やかましい労働組合は、生粋の暴力で黙らせて、
労働基準法を端から破っていく剛腕スタイルで、
――『全ての命の王』としての職務に没頭する。
「俺は神界の深層を統べる暴君にして、運命を調律する神威の桜華。舞い散る閃光センエース。……邪魔するヤツは全員、片っ端からからブチ殺すと決めた……すべての命を統べる王だ」
ずっと、そうやって生きてきて、
そして、これからも、そうやって生きていく。
★
――『190兆年』が経過した。
センは『労働組合との闘争に明け暮れる日々』を過ごしている。
『心のセンエースエンジン』と『体のセンエースエンジン』が、
毎日毎日『終わりの見えない世界大戦』を繰り広げ続けている。
心も体も、全部がボロボロのカラカラになっていく。
炸裂した脳漿が、カミサマのネジマキになって、メランコリックなメルトを、ハッピーなシンセサイザで千本桜に変えてみたりしつつ、モザイクなロールを、カゲロウな日々でナイトフィーバーにしてあげるの。

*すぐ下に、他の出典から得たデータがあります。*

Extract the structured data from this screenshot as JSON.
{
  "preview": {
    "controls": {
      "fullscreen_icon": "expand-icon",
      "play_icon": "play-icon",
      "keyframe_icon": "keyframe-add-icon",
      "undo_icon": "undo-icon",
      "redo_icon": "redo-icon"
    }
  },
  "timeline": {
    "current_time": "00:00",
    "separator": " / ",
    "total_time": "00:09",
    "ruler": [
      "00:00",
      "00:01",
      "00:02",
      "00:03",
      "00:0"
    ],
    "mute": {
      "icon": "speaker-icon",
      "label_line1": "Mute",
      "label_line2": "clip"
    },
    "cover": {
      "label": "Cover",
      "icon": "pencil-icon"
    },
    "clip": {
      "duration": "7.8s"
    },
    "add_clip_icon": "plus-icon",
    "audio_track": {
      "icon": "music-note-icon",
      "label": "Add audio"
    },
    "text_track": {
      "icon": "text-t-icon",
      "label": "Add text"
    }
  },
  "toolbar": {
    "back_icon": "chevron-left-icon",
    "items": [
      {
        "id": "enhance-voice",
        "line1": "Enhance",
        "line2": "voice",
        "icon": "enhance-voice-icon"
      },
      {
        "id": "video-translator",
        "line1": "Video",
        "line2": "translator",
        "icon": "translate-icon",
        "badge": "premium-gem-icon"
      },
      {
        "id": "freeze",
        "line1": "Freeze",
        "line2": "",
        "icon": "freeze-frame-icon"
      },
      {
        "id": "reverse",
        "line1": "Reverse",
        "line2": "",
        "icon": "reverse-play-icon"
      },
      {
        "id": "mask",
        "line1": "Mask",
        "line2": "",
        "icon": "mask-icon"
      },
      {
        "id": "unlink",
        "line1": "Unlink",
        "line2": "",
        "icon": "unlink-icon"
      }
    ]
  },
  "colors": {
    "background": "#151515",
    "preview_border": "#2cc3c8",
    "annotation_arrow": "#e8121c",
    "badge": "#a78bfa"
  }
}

「……ふぁふぁふぁふぁふぁふぁふぁふぁふぁふぁふぁふぁふぁふぁふぁふぁふぁふぁふぁふぁふぁふぁふぁふぁふぁふぁふぁふぁふぁふぁふぁふぁふぁふぁふぁふぁふぁふぁふぁ」
疲労が、限界の向こう側の向こう側の向こう側に達し、
無気力に『ふぁ』しか言わなくなって久しい。
完全に壊れてしまったセンエースの目は、光を失ったモノクロで、
なかなか何者にもなれないエレクトリックな日々を過ごす中で、
バラバラになった自分のフラグメントをジグソーパズルにしながら、
それでも、実は、まっすぐに、命の意味と向き合っていた。
「ふぁふぁふぁふぁふぁふぁふぁふぁ」
焦点の定まっていない目で虚空と見つめ合いながら、
センエースは、今日を積んでいる。